Сокуг только молча зыркнул.
— Скончалась. — Я опустила глаза и заметила, что платье на мне пропиталось кровью.
— Надо поговорить. — Рогор глянул настойчиво, требовательно. Особой печали на его лице не было. Задумчивость имелась, словно норвин о чем-то раскидывал умишком.

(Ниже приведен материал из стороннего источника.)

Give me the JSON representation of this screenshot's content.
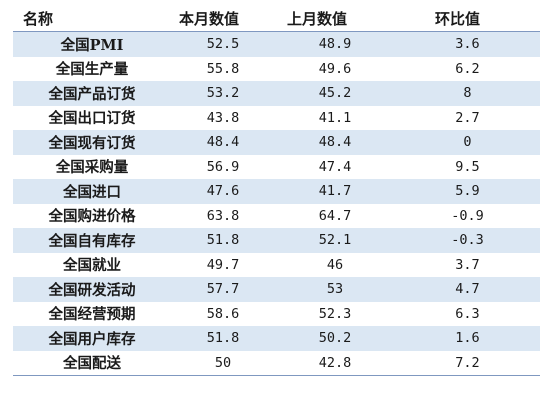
{
  "table": {
    "headers": [
      "名称",
      "本月数值",
      "上月数值",
      "环比值"
    ],
    "rows": [
      [
        "全国PMI",
        "52.5",
        "48.9",
        "3.6"
      ],
      [
        "全国生产量",
        "55.8",
        "49.6",
        "6.2"
      ],
      [
        "全国产品订货",
        "53.2",
        "45.2",
        "8"
      ],
      [
        "全国出口订货",
        "43.8",
        "41.1",
        "2.7"
      ],
      [
        "全国现有订货",
        "48.4",
        "48.4",
        "0"
      ],
      [
        "全国采购量",
        "56.9",
        "47.4",
        "9.5"
      ],
      [
        "全国进口",
        "47.6",
        "41.7",
        "5.9"
      ],
      [
        "全国购进价格",
        "63.8",
        "64.7",
        "-0.9"
      ],
      [
        "全国自有库存",
        "51.8",
        "52.1",
        "-0.3"
      ],
      [
        "全国就业",
        "49.7",
        "46",
        "3.7"
      ],
      [
        "全国研发活动",
        "57.7",
        "53",
        "4.7"
      ],
      [
        "全国经营预期",
        "58.6",
        "52.3",
        "6.3"
      ],
      [
        "全国用户库存",
        "51.8",
        "50.2",
        "1.6"
      ],
      [
        "全国配送",
        "50",
        "42.8",
        "7.2"
      ]
    ]
  },
  "colors": {
    "row_stripe": "#dbe7f3",
    "rule_line": "#7f98c0"
  }
}
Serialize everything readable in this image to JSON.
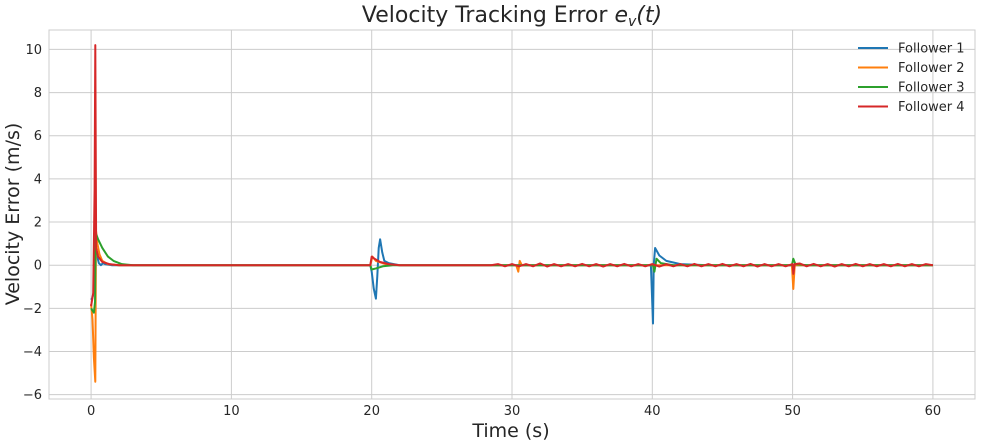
{
  "chart_data": {
    "type": "line",
    "title_main": "Velocity Tracking Error",
    "title_math": "e",
    "title_math_sub": "v",
    "title_math_arg": "(t)",
    "xlabel": "Time (s)",
    "ylabel": "Velocity Error (m/s)",
    "xlim": [
      -3,
      63
    ],
    "ylim": [
      -6.2,
      10.9
    ],
    "xticks": [
      0,
      10,
      20,
      30,
      40,
      50,
      60
    ],
    "yticks": [
      -6,
      -4,
      -2,
      0,
      2,
      4,
      6,
      8,
      10
    ],
    "xtick_labels": [
      "0",
      "10",
      "20",
      "30",
      "40",
      "50",
      "60"
    ],
    "ytick_labels": [
      "−6",
      "−4",
      "−2",
      "0",
      "2",
      "4",
      "6",
      "8",
      "10"
    ],
    "grid": true,
    "legend_position": "top-right",
    "series": [
      {
        "name": "Follower 1",
        "color": "#1f77b4",
        "points": [
          [
            0,
            -1.6
          ],
          [
            0.1,
            -1.5
          ],
          [
            0.2,
            -1.2
          ],
          [
            0.3,
            1.2
          ],
          [
            0.4,
            0.5
          ],
          [
            0.55,
            0.1
          ],
          [
            0.7,
            0.0
          ],
          [
            0.85,
            0.1
          ],
          [
            1.0,
            0.05
          ],
          [
            1.5,
            0.0
          ],
          [
            3,
            0.0
          ],
          [
            19.9,
            0.0
          ],
          [
            20.0,
            -0.3
          ],
          [
            20.15,
            -1.1
          ],
          [
            20.3,
            -1.55
          ],
          [
            20.4,
            -0.5
          ],
          [
            20.5,
            0.8
          ],
          [
            20.6,
            1.2
          ],
          [
            20.75,
            0.6
          ],
          [
            20.9,
            0.2
          ],
          [
            21.2,
            0.1
          ],
          [
            22,
            0.0
          ],
          [
            39.9,
            0.0
          ],
          [
            40.05,
            -2.7
          ],
          [
            40.1,
            0.0
          ],
          [
            40.2,
            0.8
          ],
          [
            40.5,
            0.45
          ],
          [
            41,
            0.2
          ],
          [
            42,
            0.05
          ],
          [
            44,
            0.0
          ],
          [
            60,
            0.0
          ]
        ]
      },
      {
        "name": "Follower 2",
        "color": "#ff7f0e",
        "points": [
          [
            0,
            -1.8
          ],
          [
            0.1,
            -2.5
          ],
          [
            0.2,
            -4.3
          ],
          [
            0.3,
            -5.4
          ],
          [
            0.35,
            1.6
          ],
          [
            0.45,
            1.0
          ],
          [
            0.6,
            0.5
          ],
          [
            0.8,
            0.2
          ],
          [
            1.2,
            0.05
          ],
          [
            2,
            0.0
          ],
          [
            19.9,
            0.0
          ],
          [
            20.05,
            0.4
          ],
          [
            20.3,
            0.2
          ],
          [
            21,
            0.05
          ],
          [
            22,
            0.0
          ],
          [
            30.3,
            0.0
          ],
          [
            30.45,
            -0.3
          ],
          [
            30.55,
            0.2
          ],
          [
            30.7,
            0.0
          ],
          [
            49.95,
            0.0
          ],
          [
            50.05,
            -1.1
          ],
          [
            50.15,
            0.0
          ],
          [
            60,
            0.0
          ]
        ]
      },
      {
        "name": "Follower 3",
        "color": "#2ca02c",
        "points": [
          [
            0,
            -2.0
          ],
          [
            0.1,
            -2.1
          ],
          [
            0.2,
            -2.2
          ],
          [
            0.28,
            -1.7
          ],
          [
            0.33,
            1.5
          ],
          [
            0.5,
            1.2
          ],
          [
            0.8,
            0.8
          ],
          [
            1.2,
            0.4
          ],
          [
            1.6,
            0.2
          ],
          [
            2.2,
            0.05
          ],
          [
            3,
            0.0
          ],
          [
            19.9,
            0.0
          ],
          [
            20.0,
            -0.2
          ],
          [
            20.3,
            -0.15
          ],
          [
            20.8,
            -0.05
          ],
          [
            21.5,
            0.0
          ],
          [
            40.05,
            0.0
          ],
          [
            40.15,
            -0.3
          ],
          [
            40.3,
            0.3
          ],
          [
            40.6,
            0.1
          ],
          [
            41.5,
            0.0
          ],
          [
            49.95,
            0.0
          ],
          [
            50.05,
            0.3
          ],
          [
            50.2,
            0.05
          ],
          [
            51,
            0.0
          ],
          [
            60,
            0.0
          ]
        ]
      },
      {
        "name": "Follower 4",
        "color": "#d62728",
        "points": [
          [
            0,
            -1.9
          ],
          [
            0.15,
            -1.3
          ],
          [
            0.25,
            3.5
          ],
          [
            0.3,
            10.2
          ],
          [
            0.36,
            0.8
          ],
          [
            0.5,
            0.4
          ],
          [
            0.8,
            0.15
          ],
          [
            1.3,
            0.05
          ],
          [
            2,
            0.0
          ],
          [
            19.9,
            0.0
          ],
          [
            20.0,
            0.4
          ],
          [
            20.2,
            0.3
          ],
          [
            20.6,
            0.15
          ],
          [
            21.2,
            0.05
          ],
          [
            22,
            0.0
          ],
          [
            28.5,
            0.0
          ],
          [
            29,
            0.05
          ],
          [
            29.5,
            -0.05
          ],
          [
            30,
            0.05
          ],
          [
            30.5,
            -0.05
          ],
          [
            31,
            0.05
          ],
          [
            31.5,
            -0.05
          ],
          [
            32,
            0.08
          ],
          [
            32.5,
            -0.06
          ],
          [
            33,
            0.05
          ],
          [
            33.5,
            -0.05
          ],
          [
            34,
            0.05
          ],
          [
            34.5,
            -0.05
          ],
          [
            35,
            0.06
          ],
          [
            35.5,
            -0.05
          ],
          [
            36,
            0.05
          ],
          [
            36.5,
            -0.06
          ],
          [
            37,
            0.05
          ],
          [
            37.5,
            -0.05
          ],
          [
            38,
            0.06
          ],
          [
            38.5,
            -0.05
          ],
          [
            39,
            0.05
          ],
          [
            39.5,
            -0.05
          ],
          [
            40,
            0.05
          ],
          [
            40.5,
            -0.06
          ],
          [
            41,
            0.05
          ],
          [
            41.5,
            -0.05
          ],
          [
            42,
            0.05
          ],
          [
            42.5,
            -0.05
          ],
          [
            43,
            0.06
          ],
          [
            43.5,
            -0.05
          ],
          [
            44,
            0.05
          ],
          [
            44.5,
            -0.05
          ],
          [
            45,
            0.06
          ],
          [
            45.5,
            -0.05
          ],
          [
            46,
            0.05
          ],
          [
            46.5,
            -0.05
          ],
          [
            47,
            0.06
          ],
          [
            47.5,
            -0.06
          ],
          [
            48,
            0.05
          ],
          [
            48.5,
            -0.05
          ],
          [
            49,
            0.05
          ],
          [
            49.5,
            -0.05
          ],
          [
            50.0,
            0.05
          ],
          [
            50.05,
            -0.4
          ],
          [
            50.15,
            0.05
          ],
          [
            50.5,
            0.08
          ],
          [
            51,
            -0.05
          ],
          [
            51.5,
            0.06
          ],
          [
            52,
            -0.05
          ],
          [
            52.5,
            0.05
          ],
          [
            53,
            -0.06
          ],
          [
            53.5,
            0.05
          ],
          [
            54,
            -0.05
          ],
          [
            54.5,
            0.06
          ],
          [
            55,
            -0.05
          ],
          [
            55.5,
            0.05
          ],
          [
            56,
            -0.05
          ],
          [
            56.5,
            0.05
          ],
          [
            57,
            -0.05
          ],
          [
            57.5,
            0.06
          ],
          [
            58,
            -0.05
          ],
          [
            58.5,
            0.05
          ],
          [
            59,
            -0.05
          ],
          [
            59.5,
            0.05
          ],
          [
            60,
            0.0
          ]
        ]
      }
    ]
  }
}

Вот Сокуг, тот в отличие от него смотрелся опечаленным.
Я кивнула, не желая отвечать, и пошла в свою светелку. В голове кружились мысли — и что теперь? Морислана мертва, её нужно обрядить в последний путь, а Арания. ей лучше вернуться в поместье под Неверовкой. Там дом её отца, там её место.
И там ей будет безопаснее, чем здесь. Хотя. Морислана уже мертва, а значит, и её мечты о замужестве для дочери — тоже.
Рогор посторонился, пропустил меня, и зачем-то зашагал следом. Сокуг остался у двери. Войдя в светелку, я подхватила скатерть, разложенную по постели, начала обтирать руки. Вышиванье, за которым просидела половину дня, пошло темно-алыми пятнами.
Сзади Рогор осторожно прикрыл дверку. Встал, идолище норвинское, прямо у меня за спиной, в шаге, не больше.
— Отчего умерла госпожа Морислейг?
Голос Рогор понизил. Норвинское имя моей матушки царапнуло по ушам. Не по-нашему оно звучало, по чужому.
Однако мне тогда показалось до ужаса верным то, что норвин называл Морислану именем, данным её от отца с матерью. Когда жизнь окончена, остается только то, с чем ты её начал — тело и имя.